A note on tooling: the code generator itself was developed with heavy assistance from LLMs. However, the output (the C stubs and OCaml modules that form the actual library) is programmatically generated from the GIR definitions, not written by an LLM.

What’s implemented

  • Bindings for GTK 4, GDK, GIO, Pango, GdkPixbuf, GSK, Graphene, and Cairo
  • Classes, records, enumerations, and bitfields
  • Constructors, methods, and properties
  • Signals (no return values or parameters)
  • A working example: a GTK 4 calculator application

What’s missing

This is a first milestone, not a production-ready release. Several important features are not yet
supported:

  • Interfaces: GObject interfaces are not yet supported. This has a broader impact than it might
    appear: not only are interface types themselves absent, but any method on a class that takes an interface as a parameter or returns an interface type is also suppressed. This means some methods on otherwise-supported classes will be missing from the bindings.
  • Callbacks: Functions that accept OCaml callbacks as arguments (beyond signals) are not yet
    supported.
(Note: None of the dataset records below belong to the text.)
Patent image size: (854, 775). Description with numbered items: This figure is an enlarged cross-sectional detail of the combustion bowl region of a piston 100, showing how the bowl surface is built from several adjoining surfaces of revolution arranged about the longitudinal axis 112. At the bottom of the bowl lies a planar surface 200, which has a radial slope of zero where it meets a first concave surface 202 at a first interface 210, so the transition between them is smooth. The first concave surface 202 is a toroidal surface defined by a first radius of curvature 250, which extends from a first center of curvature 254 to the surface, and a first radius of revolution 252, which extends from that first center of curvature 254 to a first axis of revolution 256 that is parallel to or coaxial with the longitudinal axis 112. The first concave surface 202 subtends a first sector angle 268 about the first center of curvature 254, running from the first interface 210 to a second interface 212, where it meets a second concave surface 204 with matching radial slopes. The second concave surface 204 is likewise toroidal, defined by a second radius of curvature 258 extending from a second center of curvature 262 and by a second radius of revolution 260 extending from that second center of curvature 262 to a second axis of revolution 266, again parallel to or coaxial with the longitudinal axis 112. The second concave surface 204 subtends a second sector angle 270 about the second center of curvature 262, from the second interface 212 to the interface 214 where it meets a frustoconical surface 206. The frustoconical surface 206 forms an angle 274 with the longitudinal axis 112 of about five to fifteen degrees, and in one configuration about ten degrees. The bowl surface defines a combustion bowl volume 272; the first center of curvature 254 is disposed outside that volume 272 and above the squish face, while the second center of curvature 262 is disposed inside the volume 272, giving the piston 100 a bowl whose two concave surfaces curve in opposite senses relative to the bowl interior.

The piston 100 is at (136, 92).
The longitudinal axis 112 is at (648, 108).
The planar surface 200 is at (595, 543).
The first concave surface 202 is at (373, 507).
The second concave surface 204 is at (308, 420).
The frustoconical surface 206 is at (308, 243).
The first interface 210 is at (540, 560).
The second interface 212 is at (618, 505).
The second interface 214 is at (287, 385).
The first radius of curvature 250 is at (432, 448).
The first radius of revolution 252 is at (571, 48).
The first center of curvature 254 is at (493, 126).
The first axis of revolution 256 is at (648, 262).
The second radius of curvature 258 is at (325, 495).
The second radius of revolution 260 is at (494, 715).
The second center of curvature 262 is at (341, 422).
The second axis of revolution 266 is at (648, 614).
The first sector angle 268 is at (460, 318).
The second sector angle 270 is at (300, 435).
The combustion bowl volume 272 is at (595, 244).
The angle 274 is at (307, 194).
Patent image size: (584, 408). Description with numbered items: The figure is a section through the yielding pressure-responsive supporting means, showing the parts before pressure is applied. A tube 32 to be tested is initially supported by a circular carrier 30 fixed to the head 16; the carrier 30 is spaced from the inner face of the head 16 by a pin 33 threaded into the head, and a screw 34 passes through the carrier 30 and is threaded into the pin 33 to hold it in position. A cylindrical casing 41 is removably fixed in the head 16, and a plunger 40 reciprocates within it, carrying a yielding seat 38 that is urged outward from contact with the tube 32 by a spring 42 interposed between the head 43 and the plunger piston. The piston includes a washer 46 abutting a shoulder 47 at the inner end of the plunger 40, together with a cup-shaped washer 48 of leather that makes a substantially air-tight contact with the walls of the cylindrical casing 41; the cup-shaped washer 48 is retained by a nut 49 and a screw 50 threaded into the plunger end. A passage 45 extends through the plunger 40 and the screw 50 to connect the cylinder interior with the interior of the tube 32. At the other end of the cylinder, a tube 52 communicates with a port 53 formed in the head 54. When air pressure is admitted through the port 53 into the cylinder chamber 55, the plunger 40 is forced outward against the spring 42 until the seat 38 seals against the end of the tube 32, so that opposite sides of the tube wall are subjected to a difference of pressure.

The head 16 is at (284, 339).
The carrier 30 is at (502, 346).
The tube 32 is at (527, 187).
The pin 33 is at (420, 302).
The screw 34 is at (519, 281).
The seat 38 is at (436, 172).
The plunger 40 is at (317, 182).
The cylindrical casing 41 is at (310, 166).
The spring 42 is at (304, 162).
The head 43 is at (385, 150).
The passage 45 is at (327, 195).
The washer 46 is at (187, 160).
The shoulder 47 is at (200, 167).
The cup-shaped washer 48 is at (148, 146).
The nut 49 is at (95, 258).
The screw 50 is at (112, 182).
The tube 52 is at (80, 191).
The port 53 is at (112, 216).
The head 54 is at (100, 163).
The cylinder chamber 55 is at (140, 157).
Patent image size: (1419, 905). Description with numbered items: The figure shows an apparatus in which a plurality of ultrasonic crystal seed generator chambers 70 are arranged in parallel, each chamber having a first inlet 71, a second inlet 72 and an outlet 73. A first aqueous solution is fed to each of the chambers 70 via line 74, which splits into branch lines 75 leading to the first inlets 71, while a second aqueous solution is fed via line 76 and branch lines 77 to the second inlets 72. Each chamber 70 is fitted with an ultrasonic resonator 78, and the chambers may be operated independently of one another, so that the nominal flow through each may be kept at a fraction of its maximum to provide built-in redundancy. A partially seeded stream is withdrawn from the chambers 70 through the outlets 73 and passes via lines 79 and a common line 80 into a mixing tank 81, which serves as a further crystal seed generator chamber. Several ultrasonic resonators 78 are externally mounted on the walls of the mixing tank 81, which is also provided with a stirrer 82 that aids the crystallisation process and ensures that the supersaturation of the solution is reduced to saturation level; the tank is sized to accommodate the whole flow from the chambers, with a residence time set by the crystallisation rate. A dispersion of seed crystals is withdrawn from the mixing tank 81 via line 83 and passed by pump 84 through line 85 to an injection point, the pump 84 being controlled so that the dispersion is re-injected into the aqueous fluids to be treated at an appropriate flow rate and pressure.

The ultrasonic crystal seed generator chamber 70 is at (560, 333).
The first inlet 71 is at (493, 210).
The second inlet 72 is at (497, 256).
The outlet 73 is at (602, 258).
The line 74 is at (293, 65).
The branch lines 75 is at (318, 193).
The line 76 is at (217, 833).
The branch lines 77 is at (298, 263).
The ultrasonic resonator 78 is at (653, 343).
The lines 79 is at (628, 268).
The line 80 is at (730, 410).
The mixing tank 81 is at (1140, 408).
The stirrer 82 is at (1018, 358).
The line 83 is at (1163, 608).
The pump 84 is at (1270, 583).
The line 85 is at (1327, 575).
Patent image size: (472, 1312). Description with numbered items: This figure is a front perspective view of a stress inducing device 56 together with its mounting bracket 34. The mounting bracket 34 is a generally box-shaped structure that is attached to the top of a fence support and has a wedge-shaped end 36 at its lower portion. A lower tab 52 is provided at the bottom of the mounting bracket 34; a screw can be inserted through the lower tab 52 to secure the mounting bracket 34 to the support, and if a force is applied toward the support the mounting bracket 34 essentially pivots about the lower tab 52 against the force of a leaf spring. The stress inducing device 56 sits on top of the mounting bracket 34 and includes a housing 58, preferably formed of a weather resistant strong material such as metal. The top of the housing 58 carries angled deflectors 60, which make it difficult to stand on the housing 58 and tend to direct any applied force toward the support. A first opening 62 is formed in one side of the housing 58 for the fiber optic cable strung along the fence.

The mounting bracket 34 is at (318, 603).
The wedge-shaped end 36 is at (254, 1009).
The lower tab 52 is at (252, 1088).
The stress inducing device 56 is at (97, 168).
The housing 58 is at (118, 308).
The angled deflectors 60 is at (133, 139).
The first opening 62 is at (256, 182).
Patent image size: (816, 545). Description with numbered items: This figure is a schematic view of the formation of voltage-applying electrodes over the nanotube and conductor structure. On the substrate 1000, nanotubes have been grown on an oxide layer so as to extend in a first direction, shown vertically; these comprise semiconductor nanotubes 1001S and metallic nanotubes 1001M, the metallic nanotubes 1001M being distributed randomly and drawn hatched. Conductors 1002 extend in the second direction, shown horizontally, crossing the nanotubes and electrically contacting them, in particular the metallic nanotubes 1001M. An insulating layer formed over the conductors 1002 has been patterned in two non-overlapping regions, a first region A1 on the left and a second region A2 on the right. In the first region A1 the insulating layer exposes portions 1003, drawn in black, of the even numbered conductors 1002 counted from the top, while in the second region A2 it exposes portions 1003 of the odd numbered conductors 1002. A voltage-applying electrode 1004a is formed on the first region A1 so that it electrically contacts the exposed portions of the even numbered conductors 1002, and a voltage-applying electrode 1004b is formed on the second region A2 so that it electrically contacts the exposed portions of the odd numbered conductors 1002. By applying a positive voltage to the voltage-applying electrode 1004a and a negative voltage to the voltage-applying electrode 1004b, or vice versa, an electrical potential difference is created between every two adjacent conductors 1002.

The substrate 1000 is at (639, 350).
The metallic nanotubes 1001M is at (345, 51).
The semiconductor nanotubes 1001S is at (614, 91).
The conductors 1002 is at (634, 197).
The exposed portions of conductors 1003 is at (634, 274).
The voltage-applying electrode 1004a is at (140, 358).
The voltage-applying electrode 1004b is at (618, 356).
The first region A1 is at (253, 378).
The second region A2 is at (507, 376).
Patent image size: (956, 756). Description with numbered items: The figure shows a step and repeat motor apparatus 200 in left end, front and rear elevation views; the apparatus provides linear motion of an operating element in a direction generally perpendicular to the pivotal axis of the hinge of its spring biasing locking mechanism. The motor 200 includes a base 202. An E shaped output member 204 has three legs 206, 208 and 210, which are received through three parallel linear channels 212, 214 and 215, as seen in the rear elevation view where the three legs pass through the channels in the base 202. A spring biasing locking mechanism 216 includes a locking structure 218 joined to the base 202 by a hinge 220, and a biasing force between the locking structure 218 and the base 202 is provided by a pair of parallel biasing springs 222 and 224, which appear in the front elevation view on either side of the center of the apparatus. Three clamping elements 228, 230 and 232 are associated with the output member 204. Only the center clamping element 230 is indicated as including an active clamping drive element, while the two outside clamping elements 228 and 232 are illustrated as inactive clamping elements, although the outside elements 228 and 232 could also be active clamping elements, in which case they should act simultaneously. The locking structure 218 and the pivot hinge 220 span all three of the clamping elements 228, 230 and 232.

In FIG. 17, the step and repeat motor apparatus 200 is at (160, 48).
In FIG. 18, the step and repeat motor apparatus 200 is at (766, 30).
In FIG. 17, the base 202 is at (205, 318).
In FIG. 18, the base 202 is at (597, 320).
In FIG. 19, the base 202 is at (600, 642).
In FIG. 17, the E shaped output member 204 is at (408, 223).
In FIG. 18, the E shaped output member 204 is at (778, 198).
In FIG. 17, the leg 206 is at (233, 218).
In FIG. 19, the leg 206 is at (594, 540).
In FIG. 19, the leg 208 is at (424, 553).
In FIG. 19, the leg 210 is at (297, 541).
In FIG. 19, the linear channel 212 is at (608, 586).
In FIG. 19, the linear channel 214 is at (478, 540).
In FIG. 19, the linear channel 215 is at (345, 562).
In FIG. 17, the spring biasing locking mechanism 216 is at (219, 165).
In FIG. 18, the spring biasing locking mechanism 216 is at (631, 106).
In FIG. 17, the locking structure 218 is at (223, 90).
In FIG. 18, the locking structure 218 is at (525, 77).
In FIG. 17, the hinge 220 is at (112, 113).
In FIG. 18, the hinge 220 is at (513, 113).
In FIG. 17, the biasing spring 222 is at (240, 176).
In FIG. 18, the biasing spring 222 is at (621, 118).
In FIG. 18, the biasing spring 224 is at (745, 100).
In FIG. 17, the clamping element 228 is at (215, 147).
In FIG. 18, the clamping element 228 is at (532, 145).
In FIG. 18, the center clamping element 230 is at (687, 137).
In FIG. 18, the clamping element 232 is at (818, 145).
This limits use of many asynchronous GIO APIs and some GTK patterns.
  • Free functions: Top-level functions (not attached to a class) are not yet generated. Some
    utility APIs are therefore unavailable.
  • Non-opaque record field access: Fields of non-opaque GLib/GDK records cannot yet be read
    directly.
  • Multi-parameter signals: Only signals with zero parameters and no return value are supported; signals with complex signatures are silently skipped.
  • GLib types: most GLib types are not bound, which means that several useful APIs that use lists, byte arrays, GVariants (heavily used by DBus) are not available.

These gaps mean you can build basic GTK applications, but expect to hit walls with more advanced widget usage, asynchronous I/O, or any API that relies heavily on interfaces.

There is a ROADMAP.md that lists the rough plan to deal with much of the above.

Documentation

API reference documentation is currently deficient. Accurately generating documentation from GIR
definitions is an unsolved problem for this project, so for now the generated modules are largely
undocumented. In the meantime, the GTK 4 documentation is the best reference for understanding
what each binding corresponds to, and the examples in the repository illustrate practical usage —
in particular the calculator example, which demonstrates a non-trivial GTK 4 application.

Stability

This code is untested in production environments. The generated bindings cover a large
surface area, but test coverage is not yet comprehensive. I would caution against use in any
production or safety-sensitive context at this stage. Comments or MRs are welcome.

This code has not been tested outside of Linux environments.

Installation and Usage

Download and pin the source code for now (I’m in the process of preparing an opam release. This is taking a some time to sort through cross-platform issues, so I’ll update here with a comment when that is available).

The bindings have been generated against GTK 4.14.5 (Ubuntu 24.04). If you have an older version, it should still compile (in theory), but you will receive runtime errors on APIs not available in your version.

  1. Download the repository:GitHub - chris-armstrong/ocgtk: GTK4 bindings for OCaml · GitHub (you can use the v0.1-preview0 tag to get what I’ve mentioned here)
  2. Pin the conf-gtk4 and ocgtk packages in their respective subdirectories
    1. opam pin conf-gtk
    2. opam pin ocgtk
  3. Run opam install ocgtk

Each library is exposed at the ocamlfind level as ocgtk.<libname> - for example, add ocgtk.gtk or ocgtk.gdk to your dune file, while depending on ocgtk in your opam / dune-project file.

Source and issue tracker: GitHub - chris-armstrong/ocgtk: GTK4 bindings for OCaml · GitHub
Feedback and bug reports welcome.

13 Likes

I’ve been waiting for this! Fantastic :smiling_cat_with_heart_eyes:

I love LablGTK2 :smiling_face_with_three_hearts: and i am glad an upgrade to GTK4 is work in progress.

Will you stick to the original GTK procedural style or will you also add a LablGTK-like Object-Oriented layer (may be in the future) ?

It already has both a procedural and object oriented wrapper.